Multiplayer is something that is hard to ignore. It’s in almost every game, even the most abstract ones like Journey. But is multiplayer always necessary? Lately developers seem to be adding it into every game, reasoning that it adds longevity and a higher attach rate than a single player experience. I’d like to dispute that.
The main game that brought me to write this article was Batman: Arkham Origins. As a fan of the series and the writing I was more than pleased with Origins, though there was plenty of room for improvement. But instead of having a full team of developers focus on the very frequent bugs or even add some more detail to the world, they instead used their budget to tack on a very terrible multiplayer- a multiplayer that has little to nothing to do with the core game.
While I do commend the efforts of the team for doing something different with 3v3v2 matches, it’s all lost when you are forced play as a Bane or Joker goon. All of a sudden, the game goes from being a stealthy brawler to a 3rd person shooter with clunky controls; it just doesn’t work. So if developers say that Multiplayer adds to the longevity of a game, why is it I haven’t touched it since launch? One thing that is keeping that game in my collection is waiting for the single player DLC.

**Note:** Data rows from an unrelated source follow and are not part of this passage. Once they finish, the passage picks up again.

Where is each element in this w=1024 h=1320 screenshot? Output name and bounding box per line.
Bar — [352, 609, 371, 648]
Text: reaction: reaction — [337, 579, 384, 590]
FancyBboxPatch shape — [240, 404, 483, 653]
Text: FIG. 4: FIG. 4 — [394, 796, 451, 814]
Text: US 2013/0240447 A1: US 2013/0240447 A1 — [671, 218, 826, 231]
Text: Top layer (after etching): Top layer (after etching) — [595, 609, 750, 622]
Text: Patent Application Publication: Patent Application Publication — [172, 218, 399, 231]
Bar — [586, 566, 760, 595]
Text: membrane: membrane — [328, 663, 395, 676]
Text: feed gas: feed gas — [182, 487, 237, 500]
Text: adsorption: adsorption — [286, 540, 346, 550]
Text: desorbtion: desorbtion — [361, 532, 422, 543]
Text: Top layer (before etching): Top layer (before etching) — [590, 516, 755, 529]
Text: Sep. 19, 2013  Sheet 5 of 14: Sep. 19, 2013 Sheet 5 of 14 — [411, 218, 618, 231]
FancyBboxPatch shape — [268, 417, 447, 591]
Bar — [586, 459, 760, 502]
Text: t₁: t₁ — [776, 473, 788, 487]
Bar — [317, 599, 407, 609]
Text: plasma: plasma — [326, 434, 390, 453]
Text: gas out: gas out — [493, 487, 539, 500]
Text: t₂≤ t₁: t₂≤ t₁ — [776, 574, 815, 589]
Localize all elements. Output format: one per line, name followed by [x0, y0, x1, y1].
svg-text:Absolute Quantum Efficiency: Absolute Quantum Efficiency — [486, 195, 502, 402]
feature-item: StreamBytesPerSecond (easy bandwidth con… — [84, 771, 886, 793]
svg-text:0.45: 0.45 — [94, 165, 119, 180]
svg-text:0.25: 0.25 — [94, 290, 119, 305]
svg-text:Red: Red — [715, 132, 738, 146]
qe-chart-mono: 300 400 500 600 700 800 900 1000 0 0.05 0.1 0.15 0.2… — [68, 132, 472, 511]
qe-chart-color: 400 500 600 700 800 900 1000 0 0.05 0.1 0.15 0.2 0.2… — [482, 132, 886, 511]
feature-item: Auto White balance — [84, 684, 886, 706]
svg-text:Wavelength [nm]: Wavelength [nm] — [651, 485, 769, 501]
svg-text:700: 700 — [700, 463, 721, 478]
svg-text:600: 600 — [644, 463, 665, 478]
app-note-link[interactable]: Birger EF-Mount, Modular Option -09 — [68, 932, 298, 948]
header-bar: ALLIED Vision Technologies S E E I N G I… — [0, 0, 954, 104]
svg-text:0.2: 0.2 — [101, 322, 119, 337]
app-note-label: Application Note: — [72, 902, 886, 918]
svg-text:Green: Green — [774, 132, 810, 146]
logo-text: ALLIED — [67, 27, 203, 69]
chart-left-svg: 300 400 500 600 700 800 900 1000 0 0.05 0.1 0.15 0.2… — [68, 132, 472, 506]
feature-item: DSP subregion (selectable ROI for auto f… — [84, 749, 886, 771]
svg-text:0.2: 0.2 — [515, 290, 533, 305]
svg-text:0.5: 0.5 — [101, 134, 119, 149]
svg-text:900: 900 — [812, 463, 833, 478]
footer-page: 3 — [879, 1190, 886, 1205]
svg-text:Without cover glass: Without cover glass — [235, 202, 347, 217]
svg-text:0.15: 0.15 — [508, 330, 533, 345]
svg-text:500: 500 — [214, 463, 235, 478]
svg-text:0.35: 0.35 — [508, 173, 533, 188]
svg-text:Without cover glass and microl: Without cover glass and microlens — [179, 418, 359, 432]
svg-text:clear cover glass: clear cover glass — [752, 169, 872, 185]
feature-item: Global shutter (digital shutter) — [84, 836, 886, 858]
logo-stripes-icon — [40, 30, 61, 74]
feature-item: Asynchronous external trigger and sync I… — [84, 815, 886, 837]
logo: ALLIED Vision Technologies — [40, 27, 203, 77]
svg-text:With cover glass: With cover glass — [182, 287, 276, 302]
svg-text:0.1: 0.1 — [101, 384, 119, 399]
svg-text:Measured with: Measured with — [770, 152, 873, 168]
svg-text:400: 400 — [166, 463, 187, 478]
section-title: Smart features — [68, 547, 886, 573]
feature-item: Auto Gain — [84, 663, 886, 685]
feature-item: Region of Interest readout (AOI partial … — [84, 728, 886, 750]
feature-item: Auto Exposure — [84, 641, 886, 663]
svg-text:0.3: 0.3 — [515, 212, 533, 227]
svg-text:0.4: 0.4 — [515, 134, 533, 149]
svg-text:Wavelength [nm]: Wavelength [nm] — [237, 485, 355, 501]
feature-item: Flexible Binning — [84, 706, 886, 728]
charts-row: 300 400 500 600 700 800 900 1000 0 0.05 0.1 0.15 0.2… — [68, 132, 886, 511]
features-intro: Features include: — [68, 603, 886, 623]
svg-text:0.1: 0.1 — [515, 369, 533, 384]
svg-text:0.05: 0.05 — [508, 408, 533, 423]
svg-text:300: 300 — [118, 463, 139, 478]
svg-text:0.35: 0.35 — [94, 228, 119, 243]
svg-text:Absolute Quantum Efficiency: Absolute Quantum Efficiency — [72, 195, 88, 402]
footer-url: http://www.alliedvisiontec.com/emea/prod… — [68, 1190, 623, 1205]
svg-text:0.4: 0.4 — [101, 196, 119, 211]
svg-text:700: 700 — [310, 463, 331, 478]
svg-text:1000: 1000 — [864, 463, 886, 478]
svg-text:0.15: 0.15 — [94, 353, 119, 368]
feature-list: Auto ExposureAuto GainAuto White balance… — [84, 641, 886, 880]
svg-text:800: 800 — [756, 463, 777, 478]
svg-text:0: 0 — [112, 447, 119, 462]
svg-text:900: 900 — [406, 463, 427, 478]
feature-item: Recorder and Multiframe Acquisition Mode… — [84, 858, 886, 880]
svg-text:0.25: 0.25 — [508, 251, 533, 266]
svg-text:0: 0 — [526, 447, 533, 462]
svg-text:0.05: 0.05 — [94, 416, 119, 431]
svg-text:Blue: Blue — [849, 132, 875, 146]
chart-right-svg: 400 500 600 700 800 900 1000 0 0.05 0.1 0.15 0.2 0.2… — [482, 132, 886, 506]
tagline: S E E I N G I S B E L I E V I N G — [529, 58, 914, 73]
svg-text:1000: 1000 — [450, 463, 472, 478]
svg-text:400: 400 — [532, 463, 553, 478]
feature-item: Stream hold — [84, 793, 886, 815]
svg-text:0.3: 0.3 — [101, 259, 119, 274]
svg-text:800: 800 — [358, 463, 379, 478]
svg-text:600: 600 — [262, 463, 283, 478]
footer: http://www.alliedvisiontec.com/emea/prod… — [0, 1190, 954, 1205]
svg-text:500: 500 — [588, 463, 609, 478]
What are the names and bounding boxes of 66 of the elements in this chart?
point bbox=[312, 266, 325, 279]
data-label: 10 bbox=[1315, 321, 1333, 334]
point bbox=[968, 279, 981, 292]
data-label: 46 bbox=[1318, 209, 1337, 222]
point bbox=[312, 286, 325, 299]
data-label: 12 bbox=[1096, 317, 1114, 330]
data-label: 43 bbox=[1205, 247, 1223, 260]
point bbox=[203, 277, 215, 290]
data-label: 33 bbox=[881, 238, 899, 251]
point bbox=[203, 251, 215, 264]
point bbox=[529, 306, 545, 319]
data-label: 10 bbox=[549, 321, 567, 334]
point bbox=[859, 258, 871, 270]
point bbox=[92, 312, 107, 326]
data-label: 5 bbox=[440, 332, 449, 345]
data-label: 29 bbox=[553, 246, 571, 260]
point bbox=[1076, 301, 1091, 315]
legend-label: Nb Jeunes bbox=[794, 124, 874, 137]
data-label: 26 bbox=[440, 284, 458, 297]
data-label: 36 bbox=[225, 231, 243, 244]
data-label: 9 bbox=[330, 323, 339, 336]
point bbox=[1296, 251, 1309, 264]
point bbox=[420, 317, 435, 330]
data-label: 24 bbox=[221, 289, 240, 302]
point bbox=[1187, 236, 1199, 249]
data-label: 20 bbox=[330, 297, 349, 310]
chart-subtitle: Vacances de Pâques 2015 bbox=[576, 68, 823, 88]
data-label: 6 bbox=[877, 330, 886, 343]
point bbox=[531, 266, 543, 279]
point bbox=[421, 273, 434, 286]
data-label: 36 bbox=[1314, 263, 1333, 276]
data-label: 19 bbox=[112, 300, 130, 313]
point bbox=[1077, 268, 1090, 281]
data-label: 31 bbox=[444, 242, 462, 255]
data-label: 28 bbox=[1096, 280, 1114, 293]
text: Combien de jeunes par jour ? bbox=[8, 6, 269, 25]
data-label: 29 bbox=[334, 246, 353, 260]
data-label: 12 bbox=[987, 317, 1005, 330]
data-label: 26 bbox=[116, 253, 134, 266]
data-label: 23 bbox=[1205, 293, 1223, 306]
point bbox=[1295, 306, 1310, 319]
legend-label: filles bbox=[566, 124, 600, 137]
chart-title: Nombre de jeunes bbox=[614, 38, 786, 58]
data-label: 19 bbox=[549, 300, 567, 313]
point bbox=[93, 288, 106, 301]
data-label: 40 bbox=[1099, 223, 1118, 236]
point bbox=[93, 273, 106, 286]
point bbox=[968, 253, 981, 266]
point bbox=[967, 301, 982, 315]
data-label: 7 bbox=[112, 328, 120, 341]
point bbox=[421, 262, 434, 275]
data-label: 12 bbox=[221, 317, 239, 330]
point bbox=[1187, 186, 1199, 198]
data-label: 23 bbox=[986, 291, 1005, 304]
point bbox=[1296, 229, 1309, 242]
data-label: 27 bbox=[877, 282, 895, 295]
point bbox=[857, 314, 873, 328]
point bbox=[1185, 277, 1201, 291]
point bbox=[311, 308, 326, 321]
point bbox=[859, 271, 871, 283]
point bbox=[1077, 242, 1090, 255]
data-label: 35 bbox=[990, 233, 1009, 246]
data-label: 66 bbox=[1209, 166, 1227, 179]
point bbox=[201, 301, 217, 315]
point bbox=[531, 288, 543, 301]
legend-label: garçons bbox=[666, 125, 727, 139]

So much can be said about single player DLC. The Last of Us is a very rare example of a game with both an award winning single player and a fun and exciting multiplayer. While the season pass dishes out some maps every so often, the real meat of why people are keeping their game is for more of the story DLC.
(Now this is worth while content)
Single player DLC personally feels like it goes a long way over multiplayer, which brings me to Bioshock Infinite. Bioshock is deeply rooted in its lore and the world it has created, and Infinite has sparked more discussions amongst gamers than any other game in recent years. After his previous attempt at multiplayer in Bioshock 2 (which was panned by reviewers, though I really liked it) game director Ken Levine suggested a multiplayer for Infinite. However, this was later cancelled due to budget constraints, time constraints, and the fact that it just wasn’t working. In turn more time was spent on honing the story of Bioshock: Infinite. With no multiplayer, people are still holding onto their game and looking forward to the newest single player DLC, Burial at Sea(which you can find our review to episode 1 here)
Plenty of other games suffer from this forced multiplayer. SpecOps: The Line is heralded as one of the most emotional war FPS, but the one thing keeping its score down across all sites is its multiplayer. The same goes with Tomb Raider. If developers want their games to sell, they should avoid multiplayer when it’s not needed and instead focus on what they have and make what’s good great. It almost seems as plain as day. Let’s go back to Batman: Arkham Origins, a game that averages a 73 on Metacritic. If we apply this theory and take out the terrible multiplayer, fix the bugs, and add more to the story, wouldn’t that give you a better quality game? These changes could raise its score much higher, resulting in more people being interested in the game.